Потом Вера Петровна облачилась в тяжелое коричневое шерстяное платье, но без рукавов, без пуговиц и воротника, по всему подолу лохматое и неровное, смётанное по швам обыкновенной белой ниткой широким стежком. Потек неторопливый разговор о пройме и выточках, о полочках и спинках, а также о линии груди и талии.

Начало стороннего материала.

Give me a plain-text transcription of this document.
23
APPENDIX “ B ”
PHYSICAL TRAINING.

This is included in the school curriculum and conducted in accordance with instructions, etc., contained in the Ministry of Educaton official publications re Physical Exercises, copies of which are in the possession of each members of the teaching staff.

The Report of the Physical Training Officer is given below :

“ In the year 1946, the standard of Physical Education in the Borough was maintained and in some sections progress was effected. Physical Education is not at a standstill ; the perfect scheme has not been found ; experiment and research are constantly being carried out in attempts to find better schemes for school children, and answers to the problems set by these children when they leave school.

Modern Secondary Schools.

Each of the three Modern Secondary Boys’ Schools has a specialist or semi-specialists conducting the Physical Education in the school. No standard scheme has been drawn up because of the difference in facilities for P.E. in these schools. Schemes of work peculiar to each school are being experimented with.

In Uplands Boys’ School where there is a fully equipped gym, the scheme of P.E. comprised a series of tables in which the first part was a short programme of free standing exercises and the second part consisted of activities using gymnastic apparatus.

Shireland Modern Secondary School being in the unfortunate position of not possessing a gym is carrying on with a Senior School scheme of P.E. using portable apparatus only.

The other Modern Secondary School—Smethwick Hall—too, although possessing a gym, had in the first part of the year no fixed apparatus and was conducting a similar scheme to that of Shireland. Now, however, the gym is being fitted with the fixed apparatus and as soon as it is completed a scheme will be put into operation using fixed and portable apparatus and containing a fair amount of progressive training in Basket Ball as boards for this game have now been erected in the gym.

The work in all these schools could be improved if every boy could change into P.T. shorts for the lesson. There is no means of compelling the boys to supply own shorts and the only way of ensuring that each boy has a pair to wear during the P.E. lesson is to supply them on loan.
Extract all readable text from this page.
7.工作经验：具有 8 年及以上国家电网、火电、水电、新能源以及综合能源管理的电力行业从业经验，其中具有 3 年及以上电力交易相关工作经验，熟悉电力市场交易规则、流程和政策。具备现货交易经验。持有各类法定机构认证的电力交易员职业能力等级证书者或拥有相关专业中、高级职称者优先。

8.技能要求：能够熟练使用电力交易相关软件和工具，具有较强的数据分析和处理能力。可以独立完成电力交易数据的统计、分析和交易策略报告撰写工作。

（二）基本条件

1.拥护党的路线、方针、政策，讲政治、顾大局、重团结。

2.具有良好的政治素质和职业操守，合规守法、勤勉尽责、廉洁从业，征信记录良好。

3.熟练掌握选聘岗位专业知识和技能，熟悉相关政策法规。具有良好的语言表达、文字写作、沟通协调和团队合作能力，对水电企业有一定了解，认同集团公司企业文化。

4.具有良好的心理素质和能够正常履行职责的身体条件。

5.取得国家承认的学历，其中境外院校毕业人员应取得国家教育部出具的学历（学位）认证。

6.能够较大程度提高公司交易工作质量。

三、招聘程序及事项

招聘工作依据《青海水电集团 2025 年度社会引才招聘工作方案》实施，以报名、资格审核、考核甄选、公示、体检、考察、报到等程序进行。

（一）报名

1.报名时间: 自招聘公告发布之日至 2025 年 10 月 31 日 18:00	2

По поводу талии — разговор отдельный.

Дело в том, что талия у Веры Петровны (как ей самой казалось) была «не на месте», она «начиналась» где-то под мышками, и ей, Вере Петровне, это крайне не нравилось. Но, слава богу, Амалия Давыдовна — прекрасная мастерица и сумела «опустить» талию в платье на положенное ей место. Амалия же Давыдовна не считала талию бывшей «не на месте», но не спорила с приятельницей — как любому человеку и мастеру выслушивать похвалы в свой адрес портнихе нравилось.

Примерка была окончена, и Вера Петровна, уходя, еще раз восхитилась красивой коробкой, при этом не совсем было понятно, чего в ее голосе было больше, зависти или искреннего восхищения.

Скорее все-таки восхищения и умиления.

На том и расстались.

 

В ближайшую субботу Амалия Давыдовна отнесла коробку к сестре на день рождения. Увидав в руках Амалии такое изящество, Клавдия даже слегка растерялась. Вытерла руки о подол фартука, приняла подарок, дала сестре поцеловать себя в щеку и торжественно понесла коробку в комнату.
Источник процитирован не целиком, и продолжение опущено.